At the advent of the COVID-19 pandemic, it became pretty clear that the coronavirus was fast becoming a hot-button political issue, which was only fed by the initial "flip-flopping" of the CDC on the efficacy of wearing cloth masks to help stop the spread of the virus. Even for months after the CDC reverses its position on mask-wearing, the WHO cautioned against the prolonged usage of wearing masks.
Now, however, the overwhelming majority of healthcare professionals and medical governing bodies strongly encourage individuals to wear masks in an effort to help curb the transmission of COVID-19 from person to person. And many folks are commenting on a similar acceptance trajectory occurring with the announcement of the vaccine developed to help immunize individuals from this particular strain of the coronavirus.
In addition to all of the memes and social media post conspiracy theories about the true "origins" of the COVID-19 vaccine and some inimical large-scale plot to microchip people for whatever purpose (if you are afraid of being tracked and monitored then we hate to break it to you, your smartphone does a pretty good job of that already) some prominent politicians have vocally expressed their own distrust of a COVID-19 vaccine.
Now that the first batch of vaccines have become readily available with throngs of individuals getting their immunizations already, some folks on Twitter have noticed that there are some governmental leaders who either previously criticized vaccinations or downplayed the severity of the coronavirus pandemic are now getting themselves vaccinated.
One such politician is Iowa Senator Joni Ernst who tweeted an image where she was being injected with her first dosage of the COVID-19 vaccine. The tweet was met with a litany of different responses. Some individuals applauded her for setting a good example and demonstrating the safety of the vaccine. Others questioned her decision to take the first batch of immunizations willingly.
And then there were several people who called out the "hypocrisy" of Ernst for previously "mitigating" COVID-19 fatality rates but still getting the vaccine anyway.
And then there were individuals who thought that she was "jumping in front of the line" and taking up a vaccination spot that might have saved the lie of someone who needed to take the immunization first; someone who was more at risk for not only contracting COVID-19 but dying from it.
For the most part, individuals were upset that Ernst had suggested doctors were intentionally "bloating" the numbers of COVID-19 deaths so that they could turn a profit and then, herself, received a vaccine for a disease that she said doctors "lied" about to make it seem more severe than it "actually" was.
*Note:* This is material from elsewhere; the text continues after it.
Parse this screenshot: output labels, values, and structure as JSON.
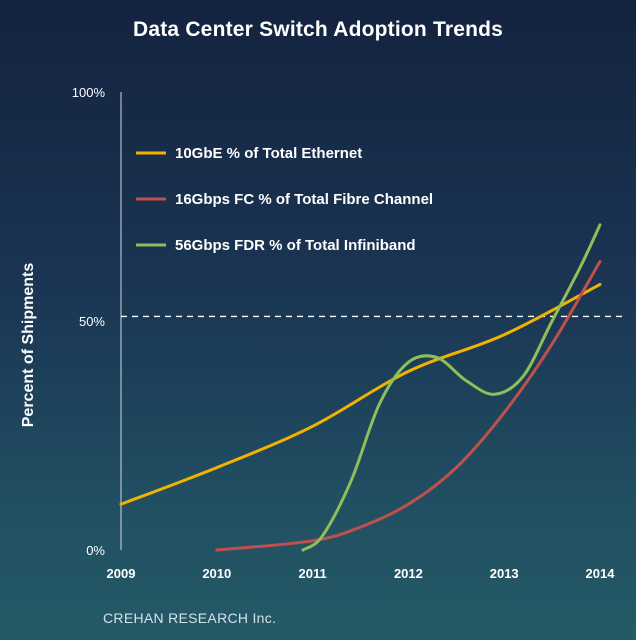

The coronavirus has reportedly killed approximately 318,000 Americans as of this writing, with 94% of those who have been killed by COVID-19 suffering from pre-existing conditions. Reuters published a report that explains the finer details of comorbidity that pushes against the claim COVID-19 isn't "as fatal" on its own, as many individuals tried to downplay how fatal it is by pointing to the 6% of individuals who were otherwise healthy who had died from "only" COVID-19.